Contrairement à 2009, l’interprofession a décidé cette année de ne pas cesser la production de sucre en 2012 malgré les quantités supplémentaires produites en 2011. Les conditions pour les producteurs ne changent pas par rapport l’année passée: le prix agricole des betteraves sucrières Bourgeon reste à 132 Fr./t et le contingent à 2'200 tonnes de sucre bio.

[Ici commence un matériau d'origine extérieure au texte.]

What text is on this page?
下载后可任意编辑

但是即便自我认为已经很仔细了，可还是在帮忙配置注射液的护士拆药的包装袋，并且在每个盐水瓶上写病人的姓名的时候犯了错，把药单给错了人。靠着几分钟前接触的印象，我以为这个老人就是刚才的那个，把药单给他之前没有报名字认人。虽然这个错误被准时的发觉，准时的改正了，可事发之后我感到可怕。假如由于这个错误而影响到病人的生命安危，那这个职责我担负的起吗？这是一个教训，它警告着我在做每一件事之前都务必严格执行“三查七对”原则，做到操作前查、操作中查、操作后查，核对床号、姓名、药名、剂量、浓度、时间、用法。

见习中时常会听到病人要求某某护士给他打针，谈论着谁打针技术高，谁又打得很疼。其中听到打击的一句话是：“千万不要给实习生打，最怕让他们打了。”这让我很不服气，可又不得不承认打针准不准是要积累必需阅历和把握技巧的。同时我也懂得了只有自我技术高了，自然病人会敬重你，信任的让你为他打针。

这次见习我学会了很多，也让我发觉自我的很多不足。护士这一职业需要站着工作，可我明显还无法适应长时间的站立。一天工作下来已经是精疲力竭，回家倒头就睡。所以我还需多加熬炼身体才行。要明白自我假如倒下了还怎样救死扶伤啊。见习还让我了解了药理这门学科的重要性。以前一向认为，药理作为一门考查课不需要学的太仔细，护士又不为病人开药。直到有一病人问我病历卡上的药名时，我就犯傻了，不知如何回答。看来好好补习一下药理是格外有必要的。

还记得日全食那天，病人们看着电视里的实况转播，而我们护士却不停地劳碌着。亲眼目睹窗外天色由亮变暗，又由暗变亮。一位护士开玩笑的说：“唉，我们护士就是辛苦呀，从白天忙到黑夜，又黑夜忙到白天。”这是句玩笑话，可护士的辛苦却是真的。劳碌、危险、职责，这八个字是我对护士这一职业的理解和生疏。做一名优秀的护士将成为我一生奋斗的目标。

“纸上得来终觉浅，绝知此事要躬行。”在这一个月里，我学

Il ne reste que 8 producteurs
Depuis le début de la culture biologique des betteraves sucrières il y a huit ans, le nombre de producteurs suisses a régressé de 29 à 8. Les 8 producteurs qui restent n’ont cultivé en 2011 que 14 ha de betterave sucrière. Par rapport aux 18'000 ha des cultures conventionnelles, la betterave bio est donc vraiment une production de niche. Cette culture s’insère pourtant bien dans les rotations des fermes biologiques de grandes cultures et fournit des sous-produits très appréciés comme les pulpes et la mélasse.
Diminuer les frais …
Daniel Böhler, de l’Institut de recherche de l'agriculture biologique (FiBL), pense que le recul des surfaces de betteraves sucrières bio est surtout dû au manque de rentabilité. «La rentabilité de la culture biologique de la betterave sucrière dépend essentiellement du nombre d’heures de main-d’œuvre consacrées au désherbage manuel. Ces frais dépendent à leur tour du choix des parcelles, du précédent et de la régulation des mauvaises herbes avant le semis.» Les données récoltées par le FiBL entre 2001 et 2003 montrent que les betteraviers bio investissent entre 80 et 330 heures de désherbage manuel à l’hectare, la moyenne se situant autour de 180 h/ha. Le désherbage manuel est en effet la seule méthode efficace pour lutter contre les mauvaises herbes qui poussent sur les lignes de betteraves. Or, pour que la culture biologique de la betterave sucrière puisse être économiquement intéressante, le travail manuel doit impérativement être nettement inférieur à 150 h/ha.
… ou augmenter les prix
Reste la question de la possibilité d’augmenter les prix pour améliorer plus rapidement la rentabilité de la culture de la betterave sucrière, ce qui semble irréaliste après la décision de l’Interprofession du sucre de laisser le prix agricole de la betterave sucrière bio à 132 Fr./t pour 2012, et cela d’autant plus que les grands distributeurs estiment que les consommateurs suisses ne sont pas prêts à payer beaucoup cher pour le sucre de betterave biologique suisse. L’avenir de la culture biologique de la betterave sucrière en Suisse reste donc incertain.